La política de persecución tradicionalmente ha sido un cálculo entre las capacidades institucionales de las fiscalías y el criterio político de fiscales en turno (qué delitos se persiguen con mayor énfasis, cuáles con menor, cuáles de plano son ignorados). Nunca ha sido una estrategia pensada en perseguir los fenómenos criminales que más dañan a la sociedad en su conjunto.
24 de junio, 2021
Por: Ángel Ruiz

Entre la teoría y la práctica hay un tramo más largo del que muchas veces queremos aceptar. Las leyes y las instituciones son el soporte de la garantía de derechos, pero las prácticas y cultura institucionales, así como todo lo que rodea económica y políticamente la acción del Estado, son lo que hacen a las leyes y a las instituciones funcionar. Este matiz se ha olvidado, en una idea de que debemos de salvar al Estado con la noción que la teoría política clásica tiene de este, sin comprender que la acción estatal ha sido criminal y cómplice en la mayor parte del territorio: sólo podemos decirle Estado ausente si elegimos el análisis cómodo.

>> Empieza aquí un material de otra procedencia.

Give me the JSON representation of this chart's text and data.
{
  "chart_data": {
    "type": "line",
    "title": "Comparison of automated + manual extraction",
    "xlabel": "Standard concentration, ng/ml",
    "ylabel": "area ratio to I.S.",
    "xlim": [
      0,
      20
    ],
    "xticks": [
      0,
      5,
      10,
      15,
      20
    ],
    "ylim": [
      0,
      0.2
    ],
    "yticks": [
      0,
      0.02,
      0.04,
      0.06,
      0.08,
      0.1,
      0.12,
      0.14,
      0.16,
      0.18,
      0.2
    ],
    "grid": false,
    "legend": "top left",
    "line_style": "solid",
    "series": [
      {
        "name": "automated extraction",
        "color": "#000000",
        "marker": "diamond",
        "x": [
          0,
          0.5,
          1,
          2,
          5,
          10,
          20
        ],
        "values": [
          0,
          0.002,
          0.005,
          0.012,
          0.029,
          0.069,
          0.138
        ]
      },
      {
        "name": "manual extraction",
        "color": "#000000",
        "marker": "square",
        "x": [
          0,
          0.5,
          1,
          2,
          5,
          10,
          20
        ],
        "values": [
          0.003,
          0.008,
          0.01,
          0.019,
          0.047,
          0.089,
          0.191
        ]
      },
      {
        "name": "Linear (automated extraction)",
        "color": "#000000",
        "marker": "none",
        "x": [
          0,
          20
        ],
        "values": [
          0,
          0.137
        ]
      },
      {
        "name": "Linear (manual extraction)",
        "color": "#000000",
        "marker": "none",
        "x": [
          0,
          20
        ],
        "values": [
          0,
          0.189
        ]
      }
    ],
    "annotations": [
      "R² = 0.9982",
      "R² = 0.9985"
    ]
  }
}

En lo que va de este sexenio, desde buena parte de la sociedad civil nos hemos dedicado a defender a las instituciones, no la función que cumplen. Nos hemos olvidado de que la cultura política cambia con el grupo en el poder. En otras ocasiones hemos señalado que la inercia (y cierta comodidad) nos llevó a refugiarnos en la técnica como el único reducto de incidencia con gobierno antidemocráticos. Pero tampoco hemos entendido que, independientemente del gobierno, las mayorías sociales repudian la tecnocracia; y eso, contrario a lo que es más cómodo pensar desde la técnica, es signo de la vitalidad democrática del país.

En estos días se critica la consulta del próximo 1 de agosto. Independientemente de si la consulta constitucionalmente se sostiene o no, valdría la pena pensar por qué las leyes e instituciones actuales no han modificado la ausencia histórica de participación en la definición de la política de seguridad y justicia en el país. En particular, en la definición de las prioridades de persecución penal en el país.

La política de persecución tradicionalmente ha sido un cálculo entre las capacidades institucionales de las fiscalías y el criterio político de fiscales en turno (qué delitos se persiguen con mayor énfasis, cuáles con menor, cuáles de plano son ignorados). Nunca ha sido una estrategia pensada en perseguir los fenómenos criminales que más dañan a la sociedad en su conjunto. Parte de la necesidad de cambio de esta lógica se reconocía en la brevísima y nunca implementada Ley Orgánica de la Fiscalía General de la República (LOFGR), con la propuesta de crear un plan de persecución penal que guiara la acción de la Fiscalía. Sin embargo, a pesar de que se propusieron insumos desde sociedad civil para crear un plan de persecución penal, este tampoco contempló las voces de víctimas en particular, ni de la población en general.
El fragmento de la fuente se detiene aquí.